Le verifiche antimafia condotte nel cantiere di Bagnoli, dove sono in corso le opere funzionali alla 38ª America’s Cup, restituiscono un quadro complessivamente rassicurante sul fronte della legalità, ma non privo di criticità operative. L’accesso ispettivo disposto dal Prefetto di Napoli, Michele di Bari, e realizzato dal Gruppo Interforze Antimafia, non ha infatti evidenziato la presenza di società riconducibili alla criminalità organizzata, confermando l’efficacia delle misure di controllo predisposte per un’opera considerata strategica per la città e per il Paese.

Nel corso dell’attività, svolta nella giornata di ieri, sono state sottoposte a verifica 57 persone, 54 mezzi e 13 società.
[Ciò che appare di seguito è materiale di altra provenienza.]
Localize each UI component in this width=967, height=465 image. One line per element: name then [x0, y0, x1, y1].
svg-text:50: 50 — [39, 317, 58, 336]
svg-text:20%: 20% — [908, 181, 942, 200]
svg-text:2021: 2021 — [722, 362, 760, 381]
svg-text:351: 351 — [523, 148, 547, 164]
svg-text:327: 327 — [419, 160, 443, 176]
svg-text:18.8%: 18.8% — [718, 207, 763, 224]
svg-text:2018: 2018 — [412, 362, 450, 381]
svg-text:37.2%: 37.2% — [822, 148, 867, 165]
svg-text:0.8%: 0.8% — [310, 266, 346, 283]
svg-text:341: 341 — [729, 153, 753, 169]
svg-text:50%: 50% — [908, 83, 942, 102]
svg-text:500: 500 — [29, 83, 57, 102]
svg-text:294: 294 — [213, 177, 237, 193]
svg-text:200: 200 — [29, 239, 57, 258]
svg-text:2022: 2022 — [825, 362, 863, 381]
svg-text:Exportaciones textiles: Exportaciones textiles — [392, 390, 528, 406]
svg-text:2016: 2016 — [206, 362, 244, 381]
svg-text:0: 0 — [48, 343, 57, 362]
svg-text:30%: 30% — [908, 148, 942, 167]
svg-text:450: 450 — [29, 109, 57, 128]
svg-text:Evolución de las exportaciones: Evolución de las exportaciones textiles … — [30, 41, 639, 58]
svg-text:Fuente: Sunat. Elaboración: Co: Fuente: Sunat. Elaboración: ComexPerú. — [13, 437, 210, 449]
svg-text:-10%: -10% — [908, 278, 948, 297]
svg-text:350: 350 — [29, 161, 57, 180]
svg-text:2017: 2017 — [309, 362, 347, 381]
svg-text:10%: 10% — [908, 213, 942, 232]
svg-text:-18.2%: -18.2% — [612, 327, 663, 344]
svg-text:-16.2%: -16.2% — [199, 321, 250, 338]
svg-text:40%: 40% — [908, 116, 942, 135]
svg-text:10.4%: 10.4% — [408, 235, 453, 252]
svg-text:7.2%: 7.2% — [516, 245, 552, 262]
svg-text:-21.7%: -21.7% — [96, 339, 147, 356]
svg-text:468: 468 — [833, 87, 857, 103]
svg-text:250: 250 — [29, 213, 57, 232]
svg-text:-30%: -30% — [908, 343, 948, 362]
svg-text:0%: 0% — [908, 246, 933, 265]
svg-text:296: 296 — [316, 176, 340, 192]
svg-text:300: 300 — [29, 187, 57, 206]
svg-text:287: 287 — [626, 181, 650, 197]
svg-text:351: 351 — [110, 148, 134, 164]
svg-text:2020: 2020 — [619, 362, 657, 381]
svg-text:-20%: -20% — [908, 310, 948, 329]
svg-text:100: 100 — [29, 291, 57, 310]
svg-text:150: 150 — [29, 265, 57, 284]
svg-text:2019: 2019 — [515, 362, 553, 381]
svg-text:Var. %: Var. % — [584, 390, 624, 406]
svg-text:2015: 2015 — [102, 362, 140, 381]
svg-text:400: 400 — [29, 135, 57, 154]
L’ispezione ha permesso di acquisire documentazione che è ora oggetto di ulteriori approfondimenti. Da tali atti emerge che alcune imprese incaricate dell’esecuzione delle opere avevano già risolto unilateralmente rapporti contrattuali con aziende per le quali erano stati rilevati elementi di anomalia. Una scelta che si inserisce nel quadro delle politiche di prevenzione adottate per garantire trasparenza e continuità dei lavori.

Sul fronte della sicurezza, invece, il quadro è più articolato. Il personale dell’Ispettorato Nazionale del Lavoro ha riscontrato violazioni in materia di salute e sicurezza, impartendo prescrizioni nei confronti di quattro aziende. Le criticità riguardano carenze nella vigilanza sui lavori affidati e omessa manutenzione delle attrezzature, aspetti che richiedono interventi immediati per garantire la piena conformità alle norme e la tutela dei lavoratori impegnati nel cantiere.

Nonostante queste irregolarità, la nota diffusa al termine dell’ispezione sottolinea che, allo stato degli accertamenti, la filiera dei controlli di prevenzione risulta complessivamente adeguata. Le attività di monitoraggio proseguiranno nelle prossime settimane, con ulteriori approfondimenti documentali e verifiche sul campo, per assicurare un presidio costante della legalità, della trasparenza degli affidamenti e della sicurezza nei luoghi di lavoro.

L’intervento del Prefetto si inserisce in una strategia più ampia di vigilanza sulle opere legate all’America’s Cup, evento che mobilita investimenti significativi e attira l’attenzione internazionale. Garantire che i cantieri procedano nel rispetto delle norme e al riparo da infiltrazioni criminali è una condizione essenziale per tutelare l’immagine della città e la credibilità delle istituzioni coinvolte.